1 September 2006 Three-dimensional face pose estimation based on novel nonlinear discriminant representation
Author Affiliations +
Abstract
We investigate the appearance manifold of different face poses using manifold learning. The pose estimation problem is, however, exacerbated by changes in illumination, spatial scale, etc. In addition, manifold learning has some disadvantages. First, the discriminant ability of the low-dimensional subspaces obtained by manifold learning often is lower than traditional dimesionality reduction approaches. Second, manifold learning methods fail to remove the redundancy, such as high-order correlation, among original feature vectors.
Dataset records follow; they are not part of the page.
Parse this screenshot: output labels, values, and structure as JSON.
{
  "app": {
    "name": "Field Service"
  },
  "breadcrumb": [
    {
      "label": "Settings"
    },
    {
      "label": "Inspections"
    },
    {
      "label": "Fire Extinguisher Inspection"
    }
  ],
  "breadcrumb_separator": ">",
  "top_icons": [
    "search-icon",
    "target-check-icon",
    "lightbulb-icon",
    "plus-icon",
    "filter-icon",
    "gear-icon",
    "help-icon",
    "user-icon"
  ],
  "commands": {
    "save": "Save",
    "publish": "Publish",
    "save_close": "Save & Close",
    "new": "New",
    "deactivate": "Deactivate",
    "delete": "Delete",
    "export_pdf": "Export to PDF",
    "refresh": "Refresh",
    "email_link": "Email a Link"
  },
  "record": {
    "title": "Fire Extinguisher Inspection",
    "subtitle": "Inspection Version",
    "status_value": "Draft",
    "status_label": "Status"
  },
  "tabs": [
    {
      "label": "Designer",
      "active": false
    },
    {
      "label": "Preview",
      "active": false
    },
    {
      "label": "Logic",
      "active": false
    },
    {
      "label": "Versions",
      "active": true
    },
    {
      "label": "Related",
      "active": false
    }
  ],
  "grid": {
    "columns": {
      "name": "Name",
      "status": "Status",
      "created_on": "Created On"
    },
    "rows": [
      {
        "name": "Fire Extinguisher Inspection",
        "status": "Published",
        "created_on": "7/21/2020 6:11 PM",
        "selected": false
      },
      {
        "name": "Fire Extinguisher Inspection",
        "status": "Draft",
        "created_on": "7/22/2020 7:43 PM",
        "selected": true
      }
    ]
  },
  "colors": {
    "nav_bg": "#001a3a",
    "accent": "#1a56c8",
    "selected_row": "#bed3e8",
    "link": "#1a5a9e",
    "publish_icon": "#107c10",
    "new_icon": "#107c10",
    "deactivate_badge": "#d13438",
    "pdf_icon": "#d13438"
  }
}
In this work, we propose a novel approach to address these problems. First, face images are transformed by Gabor filters to obtain a set of overcompleted feature vectors, which can remove intrinsic redundancies within images and provide orientation-selective properties to enhance differences among face poses as well. Second, supervised locality preserving projections (SLPPs) are proposed to reduce dimensionality and obtain the low-dimensional subspace, which has the ability to maximize between-class distance and minimize within-class distance. Finally, the support vector machine (SVM) classifier is applied to estimate face poses. The experimental results show that the proposed approach is effective and efficient.

1.

Introduction

Human face pose estimation has a variety of applications, such as face recognition, face tracking, and human-computer interaction (HCI). Due to the inadequacy of the quality of 3-D quantities estimated from 2-D data, it is very complex to estimate face poses from 2-D face images. In addition, many factors exacerbate the problem, for example, illumination conditions, face expressions, spatial scale, etc. More importantly the appearance of the human head can change drastically across different viewing angles, mainly caused by nonlinear deformations during in-depth rotations of the head.1 Many different approaches have been proposed to solve this problem. Generally, the existing pose estimation methods can be broadly classified into two categories: feature-based2 and appearance-based methods.3, 4

There are four major problems to be solved in the existing approaches mentioned before. The first is that the face region must be extracted from a whole face image. It is very difficult to locate the face region from a side or a profile face image. The second is that original face images are normalized manually. However, manual normalization is tedious work and its cost is very high. The third is the difficult problem of extracting the face features accurately. It is especially more difficult to extract features from a side face image than a frontal one. Lastly, face images with varying intrinsic features such as illumination, face pose, and face expression are considered to constitute highly nonlinear manifolds in the high-dimensional observation space. Therefore, some pose estimation systems using linear approaches [for example, principal components analysis (PCA)] will ignore subtleties of manifolds. Manifold learning algorithms are better alternatives. However, the discriminant ability of the low-dimensional subspaces obtained by manifold learning is often lower than those obtained by the traditional dimensionality reduction approaches. Furthermore, the original feature vectors may include high-order correlation, which cannot be removed by manifold learning algorithms. Therefore, a new approach based on manifold learning is proposed to address the four problems mentioned before. In our proposed approach, face images not removed from the background are first transformed by Gabor filters. Then, a novel supervised locality preserving projection (SLPP) is proposed to project Gabor-based data out of the samples into a common low-dimensional subspace. For simplicity, the two combinations of Gabor fiters (GF) and SLPP are abbreviated to GF+SLPP . Last, the support vector machine (SVM) classifier is applied to estimate the face pose.

2.

Proposed Combination Approaches of Gabor Filters and the Supervised Locality Preserving Projection

Gabor filters are particularly appropriate for use in face pose estimation because they incorporate smoothing and can reduce sensitivity to spatial misalignment and illumination change. GWT can also obtain image representations that are locally normalized in intensity and decomposed in spatial frequency and orientation.5 In addition, Gabor filters can enhance pose-specific face features. Moreover, Gabor filters transform the face images into frequency domain, where unnoticeable information in the spatial domain will become clear. The transformational results of face images do well improving the discriminant ability of SLPP.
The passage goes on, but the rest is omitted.